La Première Dame du Burundi prend l’initiative de parler pour briser les tabous en faveur de la bonne gestion de l’hygiène menstruelle.

« Tous ensemble pour briser les tabous en faveur de l’hygiène menstruelle »

Tel était  le thème développé ce lundi 16/3/2022 à Kiriri Garden dans une émission spéciale animée par S.E Angeline Ndayishimiye pour exposer les grands problèmes que rencontrent les jeunes filles et femmes pendant la période de menstruation. 

« C’est un sujet qui reste toujours tabous dans la culture burundaise et cela demande beaucoup d’efforts  pour  briser le silence afin de sauver les vies de nos chères filles qui, quelques fois arrivent à l’âge pubère sans toutefois disposer d’aucune information sur l’hygiéne menstruelle »,  a-t’elle indiqué.

« Dans les familles, le papa tout comme la maman doivent parler à leur fille, dès le bas âge, de ce qui est de la bonne gestion de cette période pour bien préparer son avenir », a martelé S.E la Première Dame,  au cours de cette émission spéciale.

C’est au moment où certains parents ne donnent aucune information à leurs filles sur la bonne gestion de cette période critique de leur vie, ce qui devient une source de panique, de désespoir et parfois même de mauvais comportement  chez une jeune fille qui voit les règles pour la toute première fois. 

On constate malheureusement qu’il y en a d’autres qui utilisent même des outils non adéquats au cours de cette période, ce qui leur cause quelques fois des infections ou autres maladies. 

Les témoignages présentés sur place ont montré qu’une grande partie des jeunes filles arrive à l’âge de 13 ans voir même plus sans avoir aucune information sur la bonne gestion de l’hygiène menstruelle.

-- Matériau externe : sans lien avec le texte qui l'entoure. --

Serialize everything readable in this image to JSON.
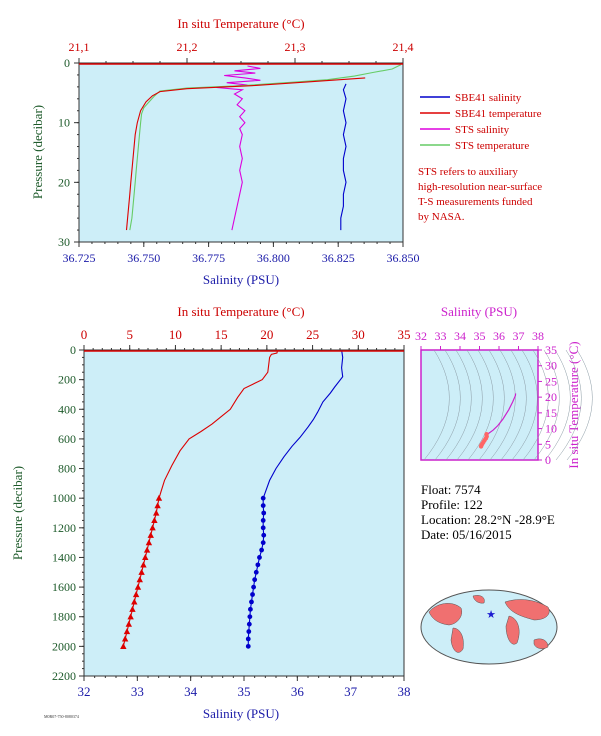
{
  "colors": {
    "panel_bg": "#cdeef8",
    "salinity_axis": "#1a1aa8",
    "temperature_axis": "#cc0000",
    "pressure_axis": "#1d5a2a",
    "sbe_salinity": "#0000cc",
    "sbe_temperature": "#dd0000",
    "sts_salinity": "#dd00dd",
    "sts_temperature": "#66cc66",
    "ts_magenta": "#cc22cc",
    "ts_point": "#ff6666"
  },
  "legend": {
    "sbe_salinity": "SBE41 salinity",
    "sbe_temperature": "SBE41 temperature",
    "sts_salinity": "STS salinity",
    "sts_temperature": "STS temperature"
  },
  "note_lines": [
    "STS refers to auxiliary",
    "high-resolution near-surface",
    "T-S measurements funded",
    "by NASA."
  ],
  "float_info": {
    "float": "Float:  7574",
    "profile": "Profile:  122",
    "location": "Location:  28.2°N  -28.9°E",
    "date": "Date:  05/16/2015"
  },
  "footer_code": "M0R07-750-8080374",
  "chart_data": [
    {
      "type": "line",
      "name": "near-surface profile",
      "top_axis_label": "In situ Temperature (°C)",
      "xlabel": "Salinity (PSU)",
      "ylabel": "Pressure (decibar)",
      "temperature_ticks": [
        "21,1",
        "21,2",
        "21,3",
        "21,4"
      ],
      "salinity_ticks": [
        "36.725",
        "36.750",
        "36.775",
        "36.800",
        "36.825",
        "36.850"
      ],
      "pressure_ticks": [
        "0",
        "10",
        "20",
        "30"
      ],
      "xlim_salinity": [
        36.725,
        36.85
      ],
      "xlim_temperature": [
        21.1,
        21.4
      ],
      "ylim_pressure": [
        0,
        30
      ],
      "y_reversed": true,
      "series": [
        {
          "name": "STS salinity",
          "x_units": "salinity",
          "points": [
            [
              36.79,
              0.5
            ],
            [
              36.795,
              0.9
            ],
            [
              36.785,
              1.3
            ],
            [
              36.793,
              1.7
            ],
            [
              36.781,
              2.1
            ],
            [
              36.789,
              2.5
            ],
            [
              36.795,
              2.9
            ],
            [
              36.782,
              3.3
            ],
            [
              36.79,
              3.7
            ],
            [
              36.778,
              4.1
            ],
            [
              36.788,
              4.5
            ],
            [
              36.785,
              5.2
            ],
            [
              36.788,
              6
            ],
            [
              36.786,
              7
            ],
            [
              36.789,
              8
            ],
            [
              36.787,
              9
            ],
            [
              36.789,
              10
            ],
            [
              36.787,
              11
            ],
            [
              36.788,
              12
            ],
            [
              36.787,
              14
            ],
            [
              36.788,
              16
            ],
            [
              36.787,
              18
            ],
            [
              36.788,
              20
            ],
            [
              36.787,
              22
            ],
            [
              36.786,
              24
            ],
            [
              36.785,
              26
            ],
            [
              36.784,
              28
            ]
          ]
        },
        {
          "name": "SBE41 salinity",
          "x_units": "salinity",
          "points": [
            [
              36.828,
              3.5
            ],
            [
              36.827,
              4.5
            ],
            [
              36.828,
              6
            ],
            [
              36.827,
              8
            ],
            [
              36.828,
              10
            ],
            [
              36.827,
              12
            ],
            [
              36.828,
              14
            ],
            [
              36.827,
              16
            ],
            [
              36.827,
              18
            ],
            [
              36.828,
              20
            ],
            [
              36.827,
              22
            ],
            [
              36.827,
              24
            ],
            [
              36.826,
              26
            ],
            [
              36.826,
              28
            ]
          ]
        },
        {
          "name": "STS temperature",
          "x_units": "temperature",
          "points": [
            [
              21.398,
              0.3
            ],
            [
              21.39,
              1
            ],
            [
              21.372,
              1.6
            ],
            [
              21.355,
              2.2
            ],
            [
              21.33,
              2.8
            ],
            [
              21.3,
              3.2
            ],
            [
              21.25,
              3.8
            ],
            [
              21.2,
              4.2
            ],
            [
              21.175,
              4.7
            ],
            [
              21.17,
              5.5
            ],
            [
              21.165,
              6.5
            ],
            [
              21.16,
              7.5
            ],
            [
              21.158,
              8.5
            ],
            [
              21.157,
              10
            ],
            [
              21.156,
              12
            ],
            [
              21.155,
              14
            ],
            [
              21.154,
              16
            ],
            [
              21.153,
              18
            ],
            [
              21.152,
              20
            ],
            [
              21.151,
              22
            ],
            [
              21.15,
              24
            ],
            [
              21.149,
              26
            ],
            [
              21.147,
              28
            ]
          ]
        },
        {
          "name": "SBE41 temperature",
          "x_units": "temperature",
          "points": [
            [
              21.365,
              2.5
            ],
            [
              21.31,
              3.2
            ],
            [
              21.26,
              3.8
            ],
            [
              21.2,
              4.3
            ],
            [
              21.175,
              4.8
            ],
            [
              21.168,
              5.5
            ],
            [
              21.162,
              6.5
            ],
            [
              21.157,
              8
            ],
            [
              21.154,
              10
            ],
            [
              21.152,
              12
            ],
            [
              21.151,
              14
            ],
            [
              21.15,
              16
            ],
            [
              21.149,
              18
            ],
            [
              21.148,
              20
            ],
            [
              21.147,
              22
            ],
            [
              21.146,
              24
            ],
            [
              21.145,
              26
            ],
            [
              21.144,
              28
            ]
          ]
        }
      ]
    },
    {
      "type": "line",
      "name": "full-depth profile",
      "top_axis_label": "In situ Temperature (°C)",
      "xlabel": "Salinity (PSU)",
      "ylabel": "Pressure (decibar)",
      "temperature_ticks": [
        "0",
        "5",
        "10",
        "15",
        "20",
        "25",
        "30",
        "35"
      ],
      "salinity_ticks": [
        "32",
        "33",
        "34",
        "35",
        "36",
        "37",
        "38"
      ],
      "pressure_ticks": [
        "0",
        "200",
        "400",
        "600",
        "800",
        "1000",
        "1200",
        "1400",
        "1600",
        "1800",
        "2000",
        "2200"
      ],
      "xlim_salinity": [
        32,
        38
      ],
      "xlim_temperature": [
        0,
        35
      ],
      "ylim_pressure": [
        0,
        2200
      ],
      "y_reversed": true,
      "series": [
        {
          "name": "SBE41 temperature",
          "x_units": "temperature",
          "points": [
            [
              21.2,
              0
            ],
            [
              21.1,
              20
            ],
            [
              20.5,
              30
            ],
            [
              20.3,
              50
            ],
            [
              20.1,
              150
            ],
            [
              19.5,
              200
            ],
            [
              18.5,
              230
            ],
            [
              17.5,
              260
            ],
            [
              16.8,
              320
            ],
            [
              16,
              400
            ],
            [
              15,
              450
            ],
            [
              14,
              500
            ],
            [
              12.8,
              550
            ],
            [
              11.5,
              600
            ],
            [
              10.5,
              680
            ],
            [
              9.6,
              780
            ],
            [
              8.8,
              880
            ],
            [
              8.4,
              960
            ],
            [
              8.2,
              1000
            ],
            [
              8.05,
              1050
            ],
            [
              7.9,
              1100
            ],
            [
              7.7,
              1150
            ],
            [
              7.5,
              1200
            ],
            [
              7.3,
              1250
            ],
            [
              7.1,
              1300
            ],
            [
              6.9,
              1350
            ],
            [
              6.7,
              1400
            ],
            [
              6.5,
              1450
            ],
            [
              6.3,
              1500
            ],
            [
              6.1,
              1550
            ],
            [
              5.9,
              1600
            ],
            [
              5.7,
              1650
            ],
            [
              5.5,
              1700
            ],
            [
              5.3,
              1750
            ],
            [
              5.1,
              1800
            ],
            [
              4.9,
              1850
            ],
            [
              4.7,
              1900
            ],
            [
              4.5,
              1950
            ],
            [
              4.3,
              2000
            ]
          ]
        },
        {
          "name": "SBE41 salinity",
          "x_units": "salinity",
          "points": [
            [
              36.83,
              0
            ],
            [
              36.85,
              50
            ],
            [
              36.83,
              120
            ],
            [
              36.85,
              180
            ],
            [
              36.7,
              250
            ],
            [
              36.62,
              290
            ],
            [
              36.48,
              350
            ],
            [
              36.38,
              420
            ],
            [
              36.3,
              470
            ],
            [
              36.2,
              520
            ],
            [
              36.05,
              590
            ],
            [
              35.9,
              650
            ],
            [
              35.75,
              720
            ],
            [
              35.6,
              800
            ],
            [
              35.48,
              880
            ],
            [
              35.4,
              960
            ],
            [
              35.36,
              1000
            ],
            [
              35.36,
              1050
            ],
            [
              35.37,
              1100
            ],
            [
              35.36,
              1150
            ],
            [
              35.36,
              1200
            ],
            [
              35.37,
              1250
            ],
            [
              35.36,
              1300
            ],
            [
              35.33,
              1350
            ],
            [
              35.29,
              1400
            ],
            [
              35.26,
              1450
            ],
            [
              35.23,
              1500
            ],
            [
              35.2,
              1550
            ],
            [
              35.18,
              1600
            ],
            [
              35.16,
              1650
            ],
            [
              35.14,
              1700
            ],
            [
              35.12,
              1750
            ],
            [
              35.11,
              1800
            ],
            [
              35.1,
              1850
            ],
            [
              35.09,
              1900
            ],
            [
              35.08,
              1950
            ],
            [
              35.08,
              2000
            ]
          ]
        }
      ]
    },
    {
      "type": "scatter",
      "name": "T-S diagram",
      "top_axis_label": "Salinity (PSU)",
      "ylabel": "In situ Temperature (°C)",
      "salinity_ticks": [
        "32",
        "33",
        "34",
        "35",
        "36",
        "37",
        "38"
      ],
      "temperature_ticks": [
        "0",
        "5",
        "10",
        "15",
        "20",
        "25",
        "30",
        "35"
      ],
      "xlim_salinity": [
        32,
        38
      ],
      "ylim_temperature": [
        0,
        35
      ],
      "series": [
        {
          "name": "T-S curve",
          "points": [
            [
              36.85,
              21.2
            ],
            [
              36.84,
              20.5
            ],
            [
              36.7,
              18.5
            ],
            [
              36.5,
              16
            ],
            [
              36.2,
              13
            ],
            [
              35.95,
              11
            ],
            [
              35.7,
              9.5
            ],
            [
              35.45,
              8.4
            ],
            [
              35.38,
              8.1
            ]
          ]
        },
        {
          "name": "T-S points",
          "points": [
            [
              35.36,
              8.2
            ],
            [
              35.37,
              7.5
            ],
            [
              35.33,
              6.9
            ],
            [
              35.26,
              6.3
            ],
            [
              35.2,
              5.7
            ],
            [
              35.14,
              5.1
            ],
            [
              35.1,
              4.7
            ],
            [
              35.08,
              4.3
            ]
          ]
        }
      ]
    }
  ]
}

Les autres ont toujours des barrières liées au passé comme quoi une fille ou femme qui était dans cette période ne pouvait pas approcher les vaches, faire la vaisselle ou bien même approcher les autres. Elle devaiit rester seule, cachée et asssise dans l’arrière court, dans ce qu’on appelait  « Akanogo » ou trou. 

Cela montre que nos ancêtres avaient une autre perception de cette période. Il y en a  d’autres qui expliquent que c’était une manière de ne pas vouloir fatiguer la fille ou femme pendant cette période de menstruation,  a expliqué Son Excellence la Première Dame. 

Les participants à cette émission spéciale ont apprécié l’initiative de la Première Dame d’amener ce sujet sur table afin de bien préparer la nouvelle génération sur cette problématique. Les représentants des confessions religieuses et les organisations qui luttent pour la dignité féminine  se sont toutes engagées à prendre le devant pour relayer ce message combien important.

Son Excellence la Première Dame a terminé ses propos en réitérant son engagement à toujours parler pour briser les tabous en faveur de la bonne gestion de l’hygiène menstruelle, tout en interpellant les hommes, les femmes et tout le monde à initier un dialogue permanent au sein de leurs foyers sur la bonne gestion de l’hygiène menstruelle afin de préparer une jeunesse responsable et dynamique. C’est le seul moyen de réussir l’autonomisation de la femme burundaise.